John Jacob Rogers (August 18, 1881 – March 28, 1925) was an American lawyer and politician who served seven terms as a member of the United States House of Representatives from Massachusetts from 1913 until his death in office in 1925.

His wife, Edith Nourse Rogers, succeeded him in Congress and served for 35 years.

Rogers was born in Lowell, Massachusetts, and graduated from Harvard University in 1904 and from Harvard Law School in 1907. He practiced law in Lowell, starting in 1908.

Rogers was a member of the Lowell city government in 1911 and school commissioner in 1912.

He was elected as a Republican to the Sixty-third and to the six succeeding Congresses and served from March 4, 1913, until his death.

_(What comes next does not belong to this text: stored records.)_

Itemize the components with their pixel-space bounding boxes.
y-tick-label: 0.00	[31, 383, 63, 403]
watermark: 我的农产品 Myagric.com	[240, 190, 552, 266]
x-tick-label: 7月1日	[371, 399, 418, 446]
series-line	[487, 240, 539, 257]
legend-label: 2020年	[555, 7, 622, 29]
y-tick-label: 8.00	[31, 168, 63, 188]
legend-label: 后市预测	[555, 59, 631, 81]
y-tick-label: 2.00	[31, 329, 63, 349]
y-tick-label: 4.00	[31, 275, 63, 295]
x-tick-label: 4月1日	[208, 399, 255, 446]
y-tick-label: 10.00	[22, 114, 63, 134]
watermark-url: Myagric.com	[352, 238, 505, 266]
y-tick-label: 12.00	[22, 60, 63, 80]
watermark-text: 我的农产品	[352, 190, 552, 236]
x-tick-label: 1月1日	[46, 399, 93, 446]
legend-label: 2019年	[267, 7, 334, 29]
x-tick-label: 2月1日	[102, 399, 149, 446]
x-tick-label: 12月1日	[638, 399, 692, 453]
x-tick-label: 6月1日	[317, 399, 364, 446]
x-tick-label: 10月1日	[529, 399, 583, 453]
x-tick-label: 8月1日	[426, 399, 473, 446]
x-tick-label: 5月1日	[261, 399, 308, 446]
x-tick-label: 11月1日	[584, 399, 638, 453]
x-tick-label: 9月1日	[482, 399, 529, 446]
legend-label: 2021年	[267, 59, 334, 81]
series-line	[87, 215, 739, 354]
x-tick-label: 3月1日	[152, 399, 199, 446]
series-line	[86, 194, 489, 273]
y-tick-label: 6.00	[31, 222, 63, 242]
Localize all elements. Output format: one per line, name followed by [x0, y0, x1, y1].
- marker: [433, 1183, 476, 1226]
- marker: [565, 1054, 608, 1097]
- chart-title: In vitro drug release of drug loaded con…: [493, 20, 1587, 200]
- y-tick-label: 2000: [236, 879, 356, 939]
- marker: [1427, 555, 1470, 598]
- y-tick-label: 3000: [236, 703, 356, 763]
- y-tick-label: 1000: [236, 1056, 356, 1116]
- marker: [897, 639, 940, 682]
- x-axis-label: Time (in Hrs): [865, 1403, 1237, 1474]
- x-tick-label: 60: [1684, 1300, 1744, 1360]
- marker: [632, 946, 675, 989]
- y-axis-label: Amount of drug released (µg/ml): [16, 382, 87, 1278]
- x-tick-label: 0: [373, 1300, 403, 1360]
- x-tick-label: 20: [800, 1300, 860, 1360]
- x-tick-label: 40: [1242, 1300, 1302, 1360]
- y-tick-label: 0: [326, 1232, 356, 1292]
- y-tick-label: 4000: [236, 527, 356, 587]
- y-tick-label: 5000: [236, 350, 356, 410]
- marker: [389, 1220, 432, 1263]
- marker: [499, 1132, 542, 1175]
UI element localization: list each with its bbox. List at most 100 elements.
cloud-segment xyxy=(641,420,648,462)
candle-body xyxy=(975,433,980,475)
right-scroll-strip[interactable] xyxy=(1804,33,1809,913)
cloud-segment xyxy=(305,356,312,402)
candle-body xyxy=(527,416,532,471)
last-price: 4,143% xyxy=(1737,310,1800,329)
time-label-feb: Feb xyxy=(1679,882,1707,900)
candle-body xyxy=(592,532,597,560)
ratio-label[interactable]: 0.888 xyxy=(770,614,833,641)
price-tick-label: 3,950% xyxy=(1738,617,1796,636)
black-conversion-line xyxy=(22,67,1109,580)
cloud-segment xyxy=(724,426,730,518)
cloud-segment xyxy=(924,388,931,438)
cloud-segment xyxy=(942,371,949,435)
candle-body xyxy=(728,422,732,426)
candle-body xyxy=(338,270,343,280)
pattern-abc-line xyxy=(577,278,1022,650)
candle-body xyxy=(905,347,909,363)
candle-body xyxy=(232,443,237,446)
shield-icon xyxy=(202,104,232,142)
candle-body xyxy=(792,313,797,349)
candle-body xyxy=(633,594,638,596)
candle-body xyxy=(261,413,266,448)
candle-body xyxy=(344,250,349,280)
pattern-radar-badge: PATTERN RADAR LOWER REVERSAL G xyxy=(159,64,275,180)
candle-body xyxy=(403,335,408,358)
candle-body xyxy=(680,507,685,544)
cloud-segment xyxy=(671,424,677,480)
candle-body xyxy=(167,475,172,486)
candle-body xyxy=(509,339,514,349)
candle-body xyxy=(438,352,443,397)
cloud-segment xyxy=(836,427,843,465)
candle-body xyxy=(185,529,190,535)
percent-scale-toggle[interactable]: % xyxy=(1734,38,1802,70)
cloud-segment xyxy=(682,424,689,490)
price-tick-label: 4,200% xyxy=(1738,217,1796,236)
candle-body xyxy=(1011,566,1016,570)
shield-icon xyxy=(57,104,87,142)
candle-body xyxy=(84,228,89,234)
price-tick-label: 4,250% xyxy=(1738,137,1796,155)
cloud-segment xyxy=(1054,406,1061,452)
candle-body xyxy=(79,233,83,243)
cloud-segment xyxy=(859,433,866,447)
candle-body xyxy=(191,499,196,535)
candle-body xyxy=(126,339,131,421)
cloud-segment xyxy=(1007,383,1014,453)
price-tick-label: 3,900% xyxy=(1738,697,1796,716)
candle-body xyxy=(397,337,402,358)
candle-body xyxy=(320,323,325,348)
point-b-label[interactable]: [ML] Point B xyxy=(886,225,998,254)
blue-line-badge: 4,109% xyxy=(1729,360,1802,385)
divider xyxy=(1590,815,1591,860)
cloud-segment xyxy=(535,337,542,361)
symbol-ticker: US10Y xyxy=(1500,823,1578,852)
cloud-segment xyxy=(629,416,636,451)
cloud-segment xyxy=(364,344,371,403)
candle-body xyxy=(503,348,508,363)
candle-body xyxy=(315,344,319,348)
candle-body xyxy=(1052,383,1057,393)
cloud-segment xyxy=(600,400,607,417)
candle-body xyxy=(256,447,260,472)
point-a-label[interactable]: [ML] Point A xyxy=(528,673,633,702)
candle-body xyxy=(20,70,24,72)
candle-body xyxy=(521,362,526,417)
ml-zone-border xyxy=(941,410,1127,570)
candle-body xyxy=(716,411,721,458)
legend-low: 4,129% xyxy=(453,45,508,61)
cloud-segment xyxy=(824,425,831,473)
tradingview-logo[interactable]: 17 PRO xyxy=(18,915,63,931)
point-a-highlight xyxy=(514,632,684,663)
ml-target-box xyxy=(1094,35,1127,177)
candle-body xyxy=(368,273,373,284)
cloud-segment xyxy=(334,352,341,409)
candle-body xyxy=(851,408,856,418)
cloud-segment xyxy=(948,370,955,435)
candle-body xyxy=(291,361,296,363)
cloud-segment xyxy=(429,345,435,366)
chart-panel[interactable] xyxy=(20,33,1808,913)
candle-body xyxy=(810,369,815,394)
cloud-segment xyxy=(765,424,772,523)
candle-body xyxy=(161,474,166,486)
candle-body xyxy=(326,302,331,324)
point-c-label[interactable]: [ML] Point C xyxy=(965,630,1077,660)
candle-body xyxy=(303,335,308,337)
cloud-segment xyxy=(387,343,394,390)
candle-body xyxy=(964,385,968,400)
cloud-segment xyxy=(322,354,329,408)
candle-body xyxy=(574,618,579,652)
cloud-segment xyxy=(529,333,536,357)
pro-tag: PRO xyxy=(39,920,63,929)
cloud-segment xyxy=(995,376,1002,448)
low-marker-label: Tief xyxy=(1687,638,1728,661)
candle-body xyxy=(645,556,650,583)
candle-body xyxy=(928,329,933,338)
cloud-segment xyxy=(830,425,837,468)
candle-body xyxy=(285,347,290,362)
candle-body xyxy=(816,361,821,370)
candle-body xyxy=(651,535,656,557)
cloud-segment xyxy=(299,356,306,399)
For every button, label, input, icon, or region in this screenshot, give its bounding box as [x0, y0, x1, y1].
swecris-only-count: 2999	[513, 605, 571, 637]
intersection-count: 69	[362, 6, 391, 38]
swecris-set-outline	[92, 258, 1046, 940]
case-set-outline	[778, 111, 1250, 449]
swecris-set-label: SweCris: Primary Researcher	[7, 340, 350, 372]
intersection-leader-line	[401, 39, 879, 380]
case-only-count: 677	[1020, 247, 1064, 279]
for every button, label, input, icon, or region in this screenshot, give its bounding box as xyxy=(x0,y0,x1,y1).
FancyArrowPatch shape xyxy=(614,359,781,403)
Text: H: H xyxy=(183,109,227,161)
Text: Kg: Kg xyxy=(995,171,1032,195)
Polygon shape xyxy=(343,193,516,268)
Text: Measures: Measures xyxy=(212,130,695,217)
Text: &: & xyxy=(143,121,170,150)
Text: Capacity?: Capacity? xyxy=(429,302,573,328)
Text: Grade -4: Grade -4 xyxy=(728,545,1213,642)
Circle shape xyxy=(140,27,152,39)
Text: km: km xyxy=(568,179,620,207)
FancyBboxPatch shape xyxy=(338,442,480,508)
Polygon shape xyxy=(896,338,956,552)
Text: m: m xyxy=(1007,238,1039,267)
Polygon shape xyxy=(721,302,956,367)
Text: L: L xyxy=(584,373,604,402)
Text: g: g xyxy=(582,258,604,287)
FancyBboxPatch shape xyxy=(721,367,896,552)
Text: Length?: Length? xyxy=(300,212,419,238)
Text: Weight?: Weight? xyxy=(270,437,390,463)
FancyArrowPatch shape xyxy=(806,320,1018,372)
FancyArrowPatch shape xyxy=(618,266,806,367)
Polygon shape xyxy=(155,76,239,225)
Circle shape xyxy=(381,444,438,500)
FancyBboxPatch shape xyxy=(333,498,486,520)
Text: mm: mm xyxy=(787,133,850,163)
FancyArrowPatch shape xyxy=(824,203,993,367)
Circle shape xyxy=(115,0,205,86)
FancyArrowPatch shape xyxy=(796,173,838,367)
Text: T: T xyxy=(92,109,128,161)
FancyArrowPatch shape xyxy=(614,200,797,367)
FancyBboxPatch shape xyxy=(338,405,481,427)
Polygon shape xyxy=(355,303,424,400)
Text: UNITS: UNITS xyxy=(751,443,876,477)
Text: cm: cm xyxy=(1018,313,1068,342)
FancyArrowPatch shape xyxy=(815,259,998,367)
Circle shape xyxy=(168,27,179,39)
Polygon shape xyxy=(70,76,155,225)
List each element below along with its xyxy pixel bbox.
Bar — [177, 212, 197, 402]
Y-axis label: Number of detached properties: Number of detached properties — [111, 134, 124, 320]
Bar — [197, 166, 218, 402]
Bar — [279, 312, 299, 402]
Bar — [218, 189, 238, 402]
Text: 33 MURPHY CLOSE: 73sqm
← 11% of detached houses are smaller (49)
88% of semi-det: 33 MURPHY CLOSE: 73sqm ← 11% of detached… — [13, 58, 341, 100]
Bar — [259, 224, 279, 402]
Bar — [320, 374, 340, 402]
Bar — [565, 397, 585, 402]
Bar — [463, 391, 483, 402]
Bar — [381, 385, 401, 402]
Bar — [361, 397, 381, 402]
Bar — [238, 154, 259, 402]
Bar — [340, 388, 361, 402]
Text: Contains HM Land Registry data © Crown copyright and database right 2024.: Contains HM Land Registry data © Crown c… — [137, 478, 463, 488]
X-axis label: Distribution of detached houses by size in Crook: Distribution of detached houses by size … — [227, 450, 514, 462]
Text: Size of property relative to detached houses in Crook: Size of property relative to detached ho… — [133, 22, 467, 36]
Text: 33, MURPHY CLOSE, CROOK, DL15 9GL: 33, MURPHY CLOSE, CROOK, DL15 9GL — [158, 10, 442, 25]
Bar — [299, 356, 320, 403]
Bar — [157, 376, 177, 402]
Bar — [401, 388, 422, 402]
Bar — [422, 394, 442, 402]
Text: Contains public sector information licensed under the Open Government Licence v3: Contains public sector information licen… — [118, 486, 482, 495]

During the First World War, Rogers enlisted on September 12, 1918, as a private with the Twenty-ninth Training Battery, Tenth Training Battalion, Field Artillery, Fourth Central Officers’ Training School, and served until honorably discharged on November 29, 1918.

Rogers is remembered as "The father of the Foreign Service" due to his sponsorship of the 1924 Foreign Service Act, also known as the Rogers Act.

Rogers died in Washington, D.C., of Hodgkins' disease on March 28, 1925. While a later biography would say that he died of appendicitis his obituary noted that "Rep. Rogers was operated on for appendicitis last July 14." He was interred at Lowell Cemetery in Lowell, Massachusetts.